Josef Mengele, Auschwitz’de topladığı bilgileri, Almanca konuşulan ülkelerdeki bir üniversite fakültesine profesör olarak kabul için gerekli olan, doktora sonrası ikinci bir tez olan habilitasyon sürecinde kullanmayı ummuştu. Ancak bu mümkün olmadı. Ocak 1945’te Sovyet Ordusu batı Polonya’da ilerlerken Mengele Auschwitz’den kaçtı. Sonraki birkaç haftayı, Gross-Rosen toplama kampında geçirdi. Daha sonra Sovyet güçleri tarafından yakalanmamak için batıya doğru gitti.

1945 – 1949 arası sahte belgelerle Bavyera Rosenheim yakınlarında bir çiftlik işçisi olarak çalıştı. Daha sonrada, Güney Amerika’ya göç ederek Arjantin’e yerleşti. Ancak suçları belgelendikten sonra Alman makamları 1959’da tutuklama emri ve 1960’ta iade talebinde bulunacaktı. Aynı yıl Buenos Aires’te Adolf Eichmann’ın yakalanmasından endişe duyan Mengele, Paraguay’a ve sonra Brezilya’ya taşındı.

Josef Mengele’nin Ölümü

Josef Mengele
Josef Mengele, bir Amerikan keşif kolu tarafından yakalandığı Haziran ayına kadar galip durumdaki Müttefiklerden kaçınmayı başardı.  Çeşitli takma adlar ve kimi zaman kendi ismini kullanan Mengele, onlarca sene yakalanmadan bir yaşam sürdü.
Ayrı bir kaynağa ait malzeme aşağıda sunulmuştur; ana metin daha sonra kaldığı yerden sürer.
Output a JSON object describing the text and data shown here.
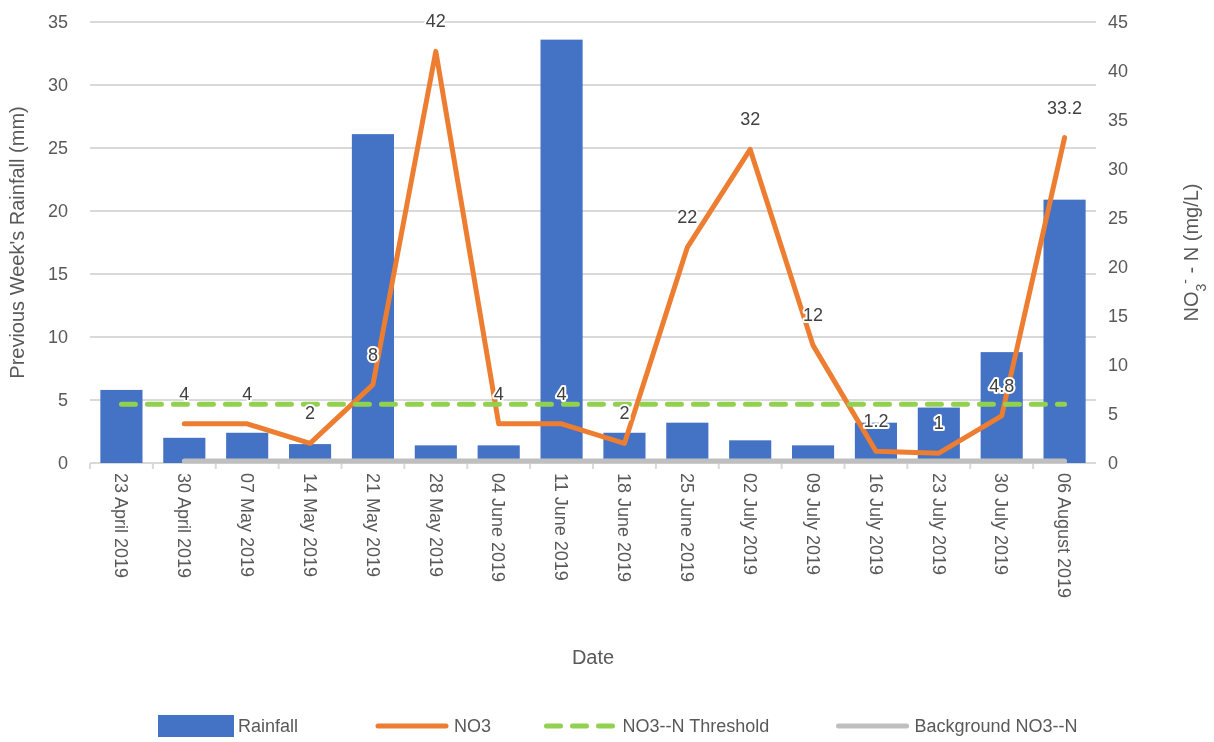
{
  "chart_data": {
    "type": "bar",
    "xlabel": "Date",
    "ylabel": "Previous Week's Rainfall (mm)",
    "y2label": "NO$_{3}$$^{-}$ - N (mg/L)",
    "categories": [
      "23 April 2019",
      "30 April 2019",
      "07 May 2019",
      "14 May 2019",
      "21 May 2019",
      "28 May 2019",
      "04 June 2019",
      "11 June 2019",
      "18 June 2019",
      "25 June 2019",
      "02 July 2019",
      "09 July 2019",
      "16 July 2019",
      "23 July 2019",
      "30 July 2019",
      "06 August 2019"
    ],
    "series": [
      {
        "name": "Rainfall",
        "color": "#4472c4",
        "values": [
          5.8,
          2.0,
          2.4,
          1.5,
          26.1,
          1.4,
          1.4,
          33.6,
          2.4,
          3.2,
          1.8,
          1.4,
          3.2,
          4.4,
          8.8,
          20.9
        ]
      },
      {
        "name": "NO3",
        "type": "line",
        "axis": "y2",
        "color": "#ed7d31",
        "line_style": "solid",
        "values": [
          null,
          4,
          4,
          2,
          8,
          42,
          4,
          4,
          2,
          22,
          32,
          12,
          1.2,
          1,
          4.8,
          33.2
        ],
        "value_labels": [
          null,
          "4",
          "4",
          "2",
          "8",
          "42",
          "4",
          "4",
          "2",
          "22",
          "32",
          "12",
          "1.2",
          "1",
          "4.8",
          "33.2"
        ]
      },
      {
        "name": "NO3--N Threshold",
        "type": "line",
        "axis": "y2",
        "color": "#92d050",
        "line_style": "dashed",
        "values": [
          6,
          6,
          6,
          6,
          6,
          6,
          6,
          6,
          6,
          6,
          6,
          6,
          6,
          6,
          6,
          6
        ]
      },
      {
        "name": "Background NO3--N",
        "type": "line",
        "axis": "y2",
        "color": "#bfbfbf",
        "line_style": "solid",
        "values": [
          null,
          0.2,
          0.2,
          0.2,
          0.2,
          0.2,
          0.2,
          0.2,
          0.2,
          0.2,
          0.2,
          0.2,
          0.2,
          0.2,
          0.2,
          0.2
        ]
      }
    ],
    "ylim": [
      0,
      35
    ],
    "yticks": [
      0,
      5,
      10,
      15,
      20,
      25,
      30,
      35
    ],
    "y2lim": [
      0,
      45
    ],
    "y2ticks": [
      0,
      5,
      10,
      15,
      20,
      25,
      30,
      35,
      40,
      45
    ],
    "grid": "y",
    "legend": "bottom"
  }
}
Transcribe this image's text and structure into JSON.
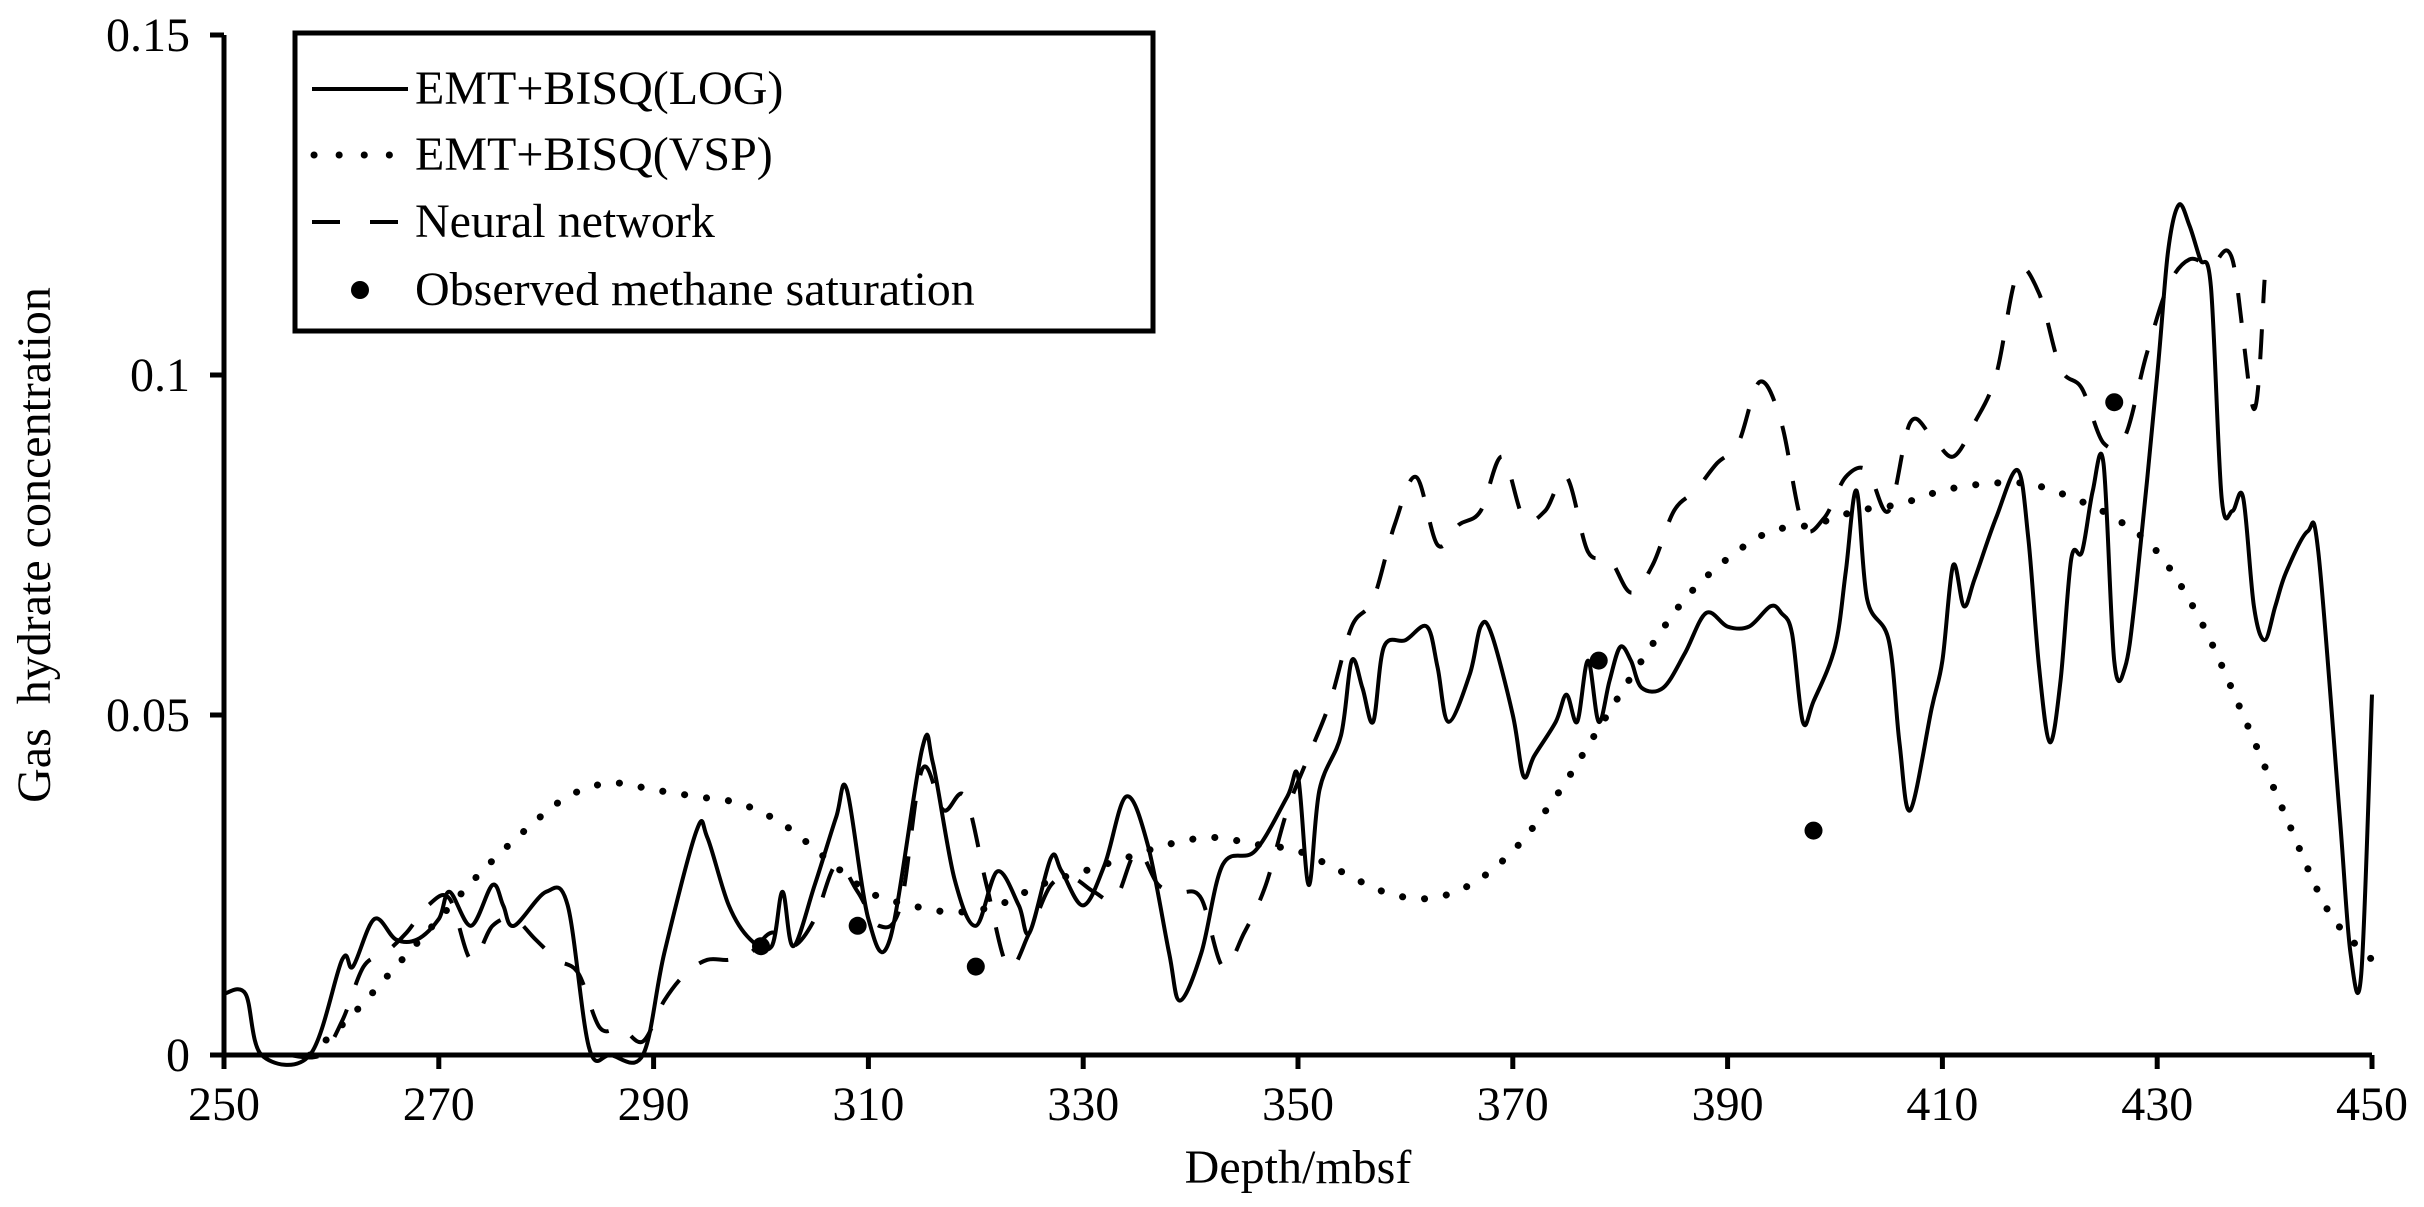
{
  "chart_data": {
    "type": "line",
    "title": "",
    "xlabel": "Depth/mbsf",
    "ylabel": "Gas  hydrate concentration",
    "xlim": [
      250,
      450
    ],
    "ylim": [
      0,
      0.15
    ],
    "xticks": [
      "250",
      "270",
      "290",
      "310",
      "330",
      "350",
      "370",
      "390",
      "410",
      "430",
      "450"
    ],
    "yticks": [
      "0",
      "0.05",
      "0.1",
      "0.15"
    ],
    "grid": false,
    "legend_position": "top-left",
    "series": [
      {
        "name": "EMT+BISQ(LOG)",
        "style": "solid",
        "x": [
          250,
          252,
          253.5,
          258,
          261,
          262,
          264,
          266,
          268,
          270,
          271,
          273,
          275,
          276,
          277,
          280,
          282,
          284,
          286,
          289,
          291,
          294,
          295,
          297,
          299,
          301,
          302,
          303,
          305,
          307,
          308,
          310,
          312,
          315,
          316,
          318,
          320,
          322,
          324,
          325,
          327,
          328,
          330,
          332,
          334,
          336,
          338,
          339,
          341,
          343,
          346,
          349,
          350,
          351,
          352,
          354,
          355,
          356,
          357,
          358,
          360,
          362,
          363,
          364,
          366,
          367,
          368,
          370,
          371,
          372,
          374,
          375,
          376,
          377,
          378,
          379,
          380,
          381,
          382,
          384,
          386,
          388,
          390,
          392,
          394,
          395,
          396,
          397,
          398,
          400,
          401,
          402,
          403,
          405,
          406,
          407,
          409,
          410,
          411,
          412,
          413,
          415,
          417,
          418,
          419,
          420,
          421,
          422,
          423,
          424,
          425,
          426,
          427,
          428,
          430,
          431,
          432,
          433,
          434,
          435,
          436,
          437,
          438,
          439,
          440,
          441,
          442,
          444,
          445,
          447,
          448,
          449,
          450
        ],
        "y": [
          0.009,
          0.009,
          0,
          0,
          0.014,
          0.013,
          0.02,
          0.017,
          0.017,
          0.02,
          0.024,
          0.019,
          0.025,
          0.022,
          0.019,
          0.024,
          0.022,
          0.001,
          0,
          0,
          0.015,
          0.033,
          0.032,
          0.022,
          0.017,
          0.016,
          0.024,
          0.016,
          0.025,
          0.035,
          0.039,
          0.02,
          0.017,
          0.045,
          0.043,
          0.026,
          0.019,
          0.027,
          0.022,
          0.018,
          0.029,
          0.027,
          0.022,
          0.028,
          0.038,
          0.031,
          0.015,
          0.008,
          0.015,
          0.028,
          0.03,
          0.038,
          0.041,
          0.025,
          0.039,
          0.047,
          0.058,
          0.054,
          0.049,
          0.06,
          0.061,
          0.063,
          0.057,
          0.049,
          0.056,
          0.063,
          0.062,
          0.05,
          0.041,
          0.044,
          0.049,
          0.053,
          0.049,
          0.058,
          0.049,
          0.055,
          0.06,
          0.058,
          0.054,
          0.054,
          0.059,
          0.065,
          0.063,
          0.063,
          0.066,
          0.065,
          0.062,
          0.049,
          0.052,
          0.06,
          0.071,
          0.083,
          0.067,
          0.061,
          0.046,
          0.036,
          0.051,
          0.058,
          0.072,
          0.066,
          0.07,
          0.079,
          0.086,
          0.076,
          0.057,
          0.046,
          0.055,
          0.073,
          0.074,
          0.083,
          0.087,
          0.058,
          0.057,
          0.068,
          0.1,
          0.118,
          0.125,
          0.122,
          0.117,
          0.113,
          0.082,
          0.08,
          0.082,
          0.066,
          0.061,
          0.066,
          0.071,
          0.077,
          0.074,
          0.035,
          0.015,
          0.012,
          0.053
        ]
      },
      {
        "name": "EMT+BISQ(VSP)",
        "style": "dotted",
        "x": [
          258,
          262,
          266,
          270,
          274,
          278,
          282,
          286,
          290,
          294,
          298,
          302,
          306,
          310,
          314,
          318,
          322,
          326,
          330,
          334,
          338,
          342,
          346,
          350,
          354,
          358,
          362,
          366,
          370,
          374,
          378,
          382,
          386,
          390,
          394,
          398,
          402,
          406,
          410,
          414,
          418,
          422,
          426,
          430,
          434,
          438,
          442,
          446,
          450
        ],
        "y": [
          0,
          0.006,
          0.013,
          0.02,
          0.027,
          0.033,
          0.038,
          0.04,
          0.039,
          0.038,
          0.037,
          0.034,
          0.029,
          0.024,
          0.022,
          0.021,
          0.022,
          0.025,
          0.027,
          0.029,
          0.031,
          0.032,
          0.031,
          0.03,
          0.027,
          0.024,
          0.023,
          0.025,
          0.03,
          0.038,
          0.048,
          0.058,
          0.067,
          0.073,
          0.077,
          0.078,
          0.08,
          0.081,
          0.083,
          0.084,
          0.084,
          0.082,
          0.079,
          0.074,
          0.064,
          0.05,
          0.035,
          0.021,
          0.014
        ]
      },
      {
        "name": "Neural network",
        "style": "dashed",
        "x": [
          256,
          259,
          261,
          263,
          265,
          267,
          269,
          271,
          273,
          275,
          277,
          279,
          281,
          283,
          285,
          287,
          289,
          291,
          293,
          295,
          297,
          299,
          301,
          303,
          305,
          307,
          309,
          311,
          313,
          315,
          317,
          319,
          321,
          323,
          325,
          327,
          329,
          331,
          333,
          335,
          337,
          339,
          341,
          343,
          345,
          347,
          349,
          351,
          353,
          355,
          357,
          359,
          361,
          363,
          365,
          367,
          369,
          371,
          373,
          375,
          377,
          379,
          381,
          383,
          385,
          387,
          389,
          391,
          393,
          395,
          397,
          399,
          401,
          403,
          405,
          407,
          409,
          411,
          413,
          415,
          417,
          419,
          421,
          423,
          425,
          427,
          429,
          431,
          433,
          435,
          437,
          439,
          440
        ],
        "y": [
          0,
          0,
          0.005,
          0.013,
          0.015,
          0.018,
          0.022,
          0.023,
          0.014,
          0.019,
          0.02,
          0.017,
          0.014,
          0.012,
          0.004,
          0.004,
          0.002,
          0.008,
          0.012,
          0.014,
          0.014,
          0.015,
          0.018,
          0.016,
          0.02,
          0.028,
          0.024,
          0.019,
          0.022,
          0.042,
          0.036,
          0.038,
          0.025,
          0.013,
          0.018,
          0.025,
          0.026,
          0.024,
          0.023,
          0.03,
          0.025,
          0.024,
          0.023,
          0.013,
          0.018,
          0.025,
          0.036,
          0.044,
          0.052,
          0.063,
          0.067,
          0.078,
          0.085,
          0.075,
          0.078,
          0.08,
          0.088,
          0.079,
          0.08,
          0.085,
          0.074,
          0.073,
          0.068,
          0.072,
          0.08,
          0.083,
          0.087,
          0.09,
          0.099,
          0.093,
          0.078,
          0.079,
          0.085,
          0.086,
          0.08,
          0.093,
          0.091,
          0.088,
          0.093,
          0.1,
          0.115,
          0.112,
          0.101,
          0.098,
          0.09,
          0.091,
          0.103,
          0.113,
          0.117,
          0.116,
          0.117,
          0.095,
          0.114
        ]
      }
    ],
    "points": {
      "name": "Observed methane saturation",
      "x": [
        300,
        309,
        320,
        378,
        398,
        426
      ],
      "y": [
        0.016,
        0.019,
        0.013,
        0.058,
        0.033,
        0.096
      ]
    },
    "legend": [
      "EMT+BISQ(LOG)",
      "EMT+BISQ(VSP)",
      "Neural network",
      "Observed methane saturation"
    ],
    "colors": {
      "line": "#000000",
      "background": "#ffffff"
    }
  }
}
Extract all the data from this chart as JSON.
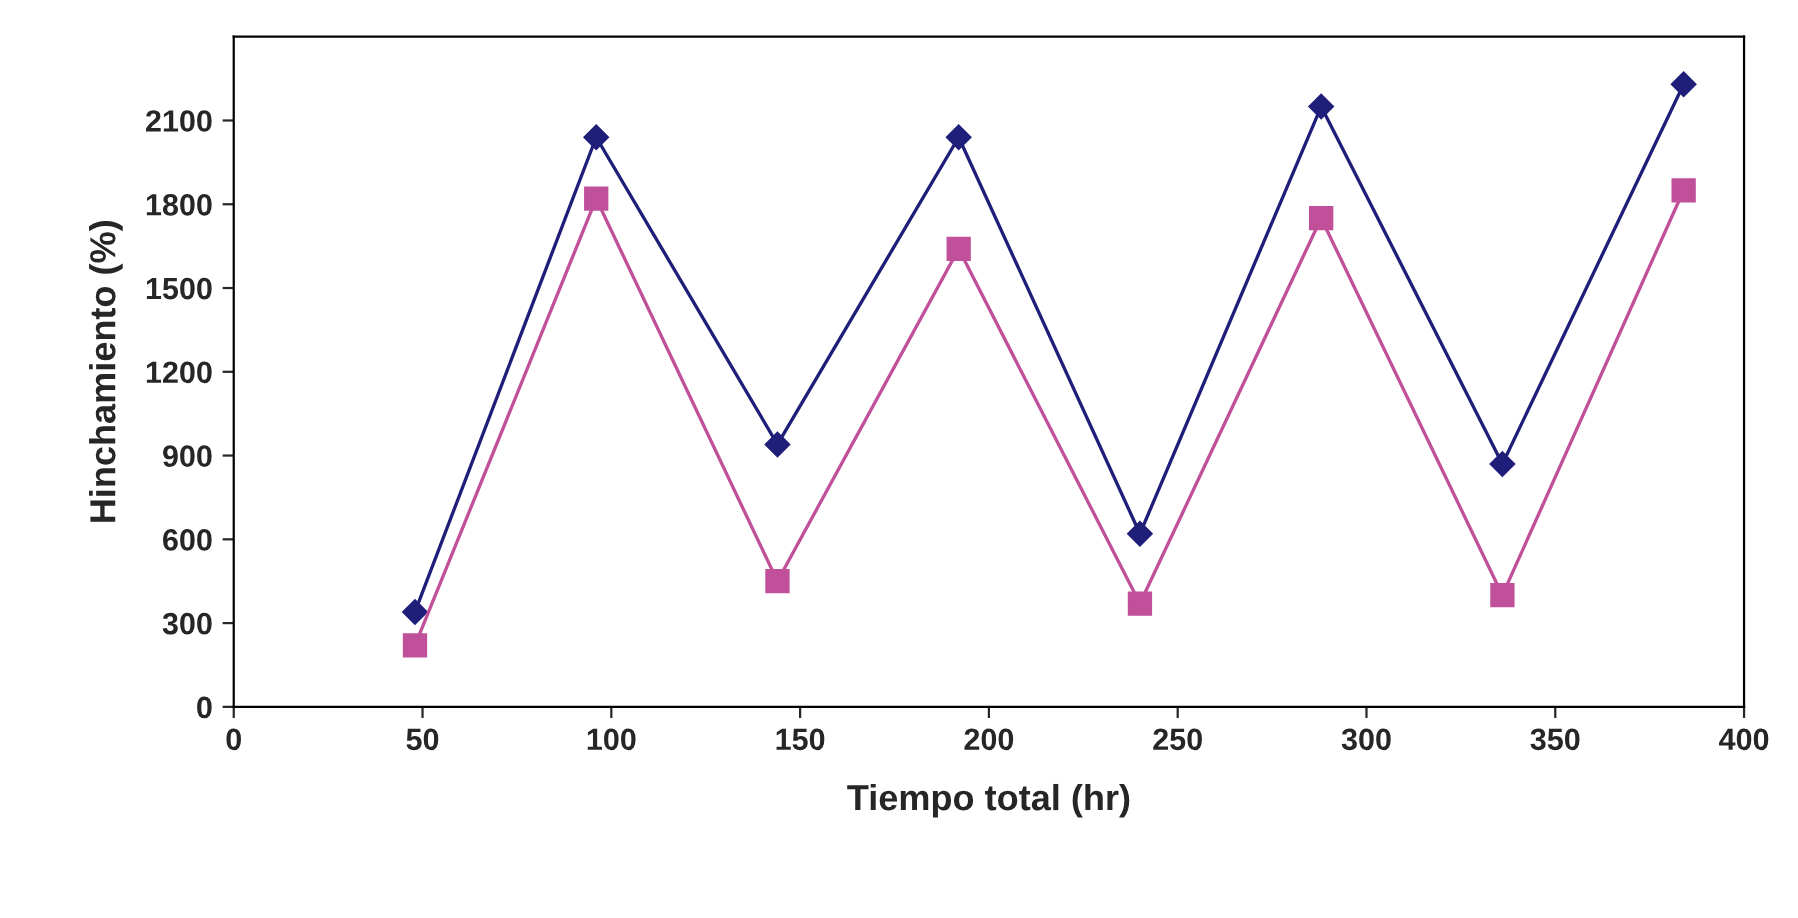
{
  "chart_data": {
    "type": "line",
    "xlabel": "Tiempo total (hr)",
    "ylabel": "Hinchamiento (%)",
    "x": [
      48,
      96,
      144,
      192,
      240,
      288,
      336,
      384
    ],
    "series": [
      {
        "color": "#1f1f7a",
        "marker": "diamond",
        "values": [
          340,
          2040,
          940,
          2040,
          620,
          2150,
          870,
          2230
        ]
      },
      {
        "color": "#c0509a",
        "marker": "square",
        "values": [
          220,
          1820,
          450,
          1640,
          370,
          1750,
          400,
          1850
        ]
      }
    ],
    "xlim": [
      0,
      400
    ],
    "xticks": [
      0,
      50,
      100,
      150,
      200,
      250,
      300,
      350,
      400
    ],
    "ylim": [
      0,
      2400
    ],
    "yticks": [
      0,
      300,
      600,
      900,
      1200,
      1500,
      1800,
      2100
    ],
    "grid": false,
    "legend": false,
    "line_style": "solid"
  }
}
Bettmann/GettyJosef Mengele (ortada, masanın kenarında), 1970’lerde arkadaşlarıyla birlikte resmedilmiştir.

Mengele, yaşamının son yıllarını Sao Pãolo yakınlarında geçirdi. 7 Şubat 1979’da Brezilya’nın Bertioga yakınlarındaki bir tatil beldesinde yüzerken felç geçirdi ve boğularak öldü. Sonrasında da “Wolfgang Gerhard” takma adıyla Sao Paulo’da gizlice gömüldü. Mengele’nin ölümünün ardından arkadaşları ve aile fertleri, nerede saklandığını her zaman bildiklerini itiraf ettiler.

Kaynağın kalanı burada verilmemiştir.